"Context of the City which stimulated the founding of the Los Angeles Eco-Village
Los Angeles is a city in pain, a microcosm of the world. The economic dynamo that runs the city, and the world, is exploitative. Designed to extract value from people and resources for the benefit of relatively few, it leaves in its wake impoverished people, depleted resources, and a degraded environment. The creation of a holistic new economics--what futurist Robert Theobald called a "person- and ecology-centered development process"--here, in Los Angeles, can provide those of us who are making lifelong commitments to social and ecological change, something to look forward to in our old age.
Los Angeles is known for its congestion, smog, concrete, freeways, runaway development, crime, alienation, homelessness, pop culture, high cost of land and housing, and many other more or less awful qualities. In his Los Angeles: A History of the Future, urban ecologist Paul Glover wrote "L.A. is an army camped far from its sources of supply, using distant resources faster than nature renews them... Our region today is so dependent, so uninhabitable, yet so inhabited, that it must transform or die. Sooner or later it must generate its own food, fuel, water, wood and ores. It must use these at the rate that nature provides them. It can..."
Los Angeles is also known for its cultural diversity, entrepreneurial spirit, arts, media and entertainment industry, academic institutions, innovation in lifestyles and social experimentation, search for consciousness, social activism and community organizations, political and economic diversity, mild climate, ecological diversity, and many other more or less wonderful qualities, depending on one's perspective.

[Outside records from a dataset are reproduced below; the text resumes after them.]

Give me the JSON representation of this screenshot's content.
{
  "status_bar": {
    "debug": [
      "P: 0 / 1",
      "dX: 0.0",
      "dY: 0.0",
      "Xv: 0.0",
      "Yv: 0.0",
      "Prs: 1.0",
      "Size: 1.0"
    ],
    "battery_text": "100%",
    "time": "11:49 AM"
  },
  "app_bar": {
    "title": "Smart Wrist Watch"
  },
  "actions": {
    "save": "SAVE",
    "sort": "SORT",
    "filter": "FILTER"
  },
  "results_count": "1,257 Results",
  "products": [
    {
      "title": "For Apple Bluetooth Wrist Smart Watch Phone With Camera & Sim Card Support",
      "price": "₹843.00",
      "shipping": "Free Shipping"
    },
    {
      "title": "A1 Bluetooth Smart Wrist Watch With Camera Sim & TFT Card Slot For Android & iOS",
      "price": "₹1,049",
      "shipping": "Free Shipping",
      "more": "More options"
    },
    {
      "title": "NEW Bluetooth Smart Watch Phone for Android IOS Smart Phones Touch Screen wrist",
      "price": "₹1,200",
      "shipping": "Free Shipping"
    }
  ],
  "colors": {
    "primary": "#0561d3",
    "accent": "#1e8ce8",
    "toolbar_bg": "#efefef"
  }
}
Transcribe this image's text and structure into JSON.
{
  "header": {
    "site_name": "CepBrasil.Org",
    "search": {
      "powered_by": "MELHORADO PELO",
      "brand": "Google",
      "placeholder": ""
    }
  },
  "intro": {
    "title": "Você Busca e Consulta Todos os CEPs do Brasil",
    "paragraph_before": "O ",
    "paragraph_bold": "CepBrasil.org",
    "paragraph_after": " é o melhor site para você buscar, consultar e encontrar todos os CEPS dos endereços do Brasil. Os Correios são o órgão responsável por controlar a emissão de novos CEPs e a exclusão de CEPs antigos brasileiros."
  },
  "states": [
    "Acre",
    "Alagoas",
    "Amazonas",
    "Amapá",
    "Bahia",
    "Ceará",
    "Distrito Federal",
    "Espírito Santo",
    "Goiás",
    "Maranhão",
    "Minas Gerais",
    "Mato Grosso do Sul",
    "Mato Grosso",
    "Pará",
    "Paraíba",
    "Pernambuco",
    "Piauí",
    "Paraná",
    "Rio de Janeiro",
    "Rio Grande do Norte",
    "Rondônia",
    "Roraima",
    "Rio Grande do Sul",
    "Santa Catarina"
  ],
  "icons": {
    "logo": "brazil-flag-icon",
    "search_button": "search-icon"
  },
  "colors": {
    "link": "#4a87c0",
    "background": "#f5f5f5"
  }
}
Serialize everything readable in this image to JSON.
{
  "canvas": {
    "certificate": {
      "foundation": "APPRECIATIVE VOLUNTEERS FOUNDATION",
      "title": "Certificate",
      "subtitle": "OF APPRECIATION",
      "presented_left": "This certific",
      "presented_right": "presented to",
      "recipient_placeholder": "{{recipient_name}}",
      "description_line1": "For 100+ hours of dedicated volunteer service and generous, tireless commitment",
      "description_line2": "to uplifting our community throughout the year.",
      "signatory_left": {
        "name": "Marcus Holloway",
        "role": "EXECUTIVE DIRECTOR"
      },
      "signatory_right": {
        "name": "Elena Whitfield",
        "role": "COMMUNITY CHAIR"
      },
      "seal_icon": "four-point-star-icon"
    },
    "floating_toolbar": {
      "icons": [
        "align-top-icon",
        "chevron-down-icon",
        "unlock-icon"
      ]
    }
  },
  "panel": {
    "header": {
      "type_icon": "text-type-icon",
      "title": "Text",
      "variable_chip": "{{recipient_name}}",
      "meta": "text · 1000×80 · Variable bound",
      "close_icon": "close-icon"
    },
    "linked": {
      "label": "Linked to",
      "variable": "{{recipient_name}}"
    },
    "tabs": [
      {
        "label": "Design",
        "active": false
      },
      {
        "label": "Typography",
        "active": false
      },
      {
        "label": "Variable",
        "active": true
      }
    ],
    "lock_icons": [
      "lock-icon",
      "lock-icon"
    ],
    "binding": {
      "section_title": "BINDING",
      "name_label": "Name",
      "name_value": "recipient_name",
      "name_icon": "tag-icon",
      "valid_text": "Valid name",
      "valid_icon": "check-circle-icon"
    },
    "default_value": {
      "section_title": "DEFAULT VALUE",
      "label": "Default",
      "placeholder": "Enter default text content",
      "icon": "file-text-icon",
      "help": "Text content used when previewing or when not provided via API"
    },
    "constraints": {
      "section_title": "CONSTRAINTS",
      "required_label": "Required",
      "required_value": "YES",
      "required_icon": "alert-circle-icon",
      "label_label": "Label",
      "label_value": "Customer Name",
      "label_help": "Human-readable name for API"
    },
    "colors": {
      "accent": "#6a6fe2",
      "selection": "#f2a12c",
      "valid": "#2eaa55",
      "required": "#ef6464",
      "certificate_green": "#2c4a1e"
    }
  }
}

Many conscious and ecological people exploit our city no less than those whose purposes they view as the most crass and materialistic. They use L.A. to make friends, expand networks, get an education, make lots of money--then leave for more ecologically conscious, "safer" communities when they've put enough money away to make the move. L.A. suffers from an ecological brain-drain. Some, aware of the history of Los Angeles, believe we're a city that never should have been created in the first place--an accident of individual and corporate greed that repeatedly raped a delicate ecosystem. They believe that our city will surely and deservedly fall in some upcoming catastrophe, be it war, economic collapse, riot, earthquake or tidal wave.
Others among us feel that we must work for transformation wherever we are and with whatever we have to work with. We want to reinvent the way we live in our city. We want to develop a culture where rewards come from a healthy and spontaneous spirit and practice of cooperation. We are people of hope with a desire to heal the wounds in ourselves, one another and the great planet we share. Our cities beg for this healing energy. In his address at the First International Ecological Cities Conference in Berkeley, Australian architect and professor Paul Downtown stated "the purpose of all cities until now has been to develop their economy; the purpose of an ecological city is to develop the ecology....And to the cynics who still measure things against the bottom line, the answer is very simple: no ecology, no economy. No planet, no profit."
So with this context in mind, the nonprofit organization, CRSP, founded in 1980 by Lois Arkin as a resource center for small ecological and cooperative communities, began planning the Los Angeles Eco-Village demonstration. In the early 90s, in the aftermath of one of the city's worst tragedies--the Los Angeles uprisings-- the demonstration started. It continues to serve as a beacon of hope for many".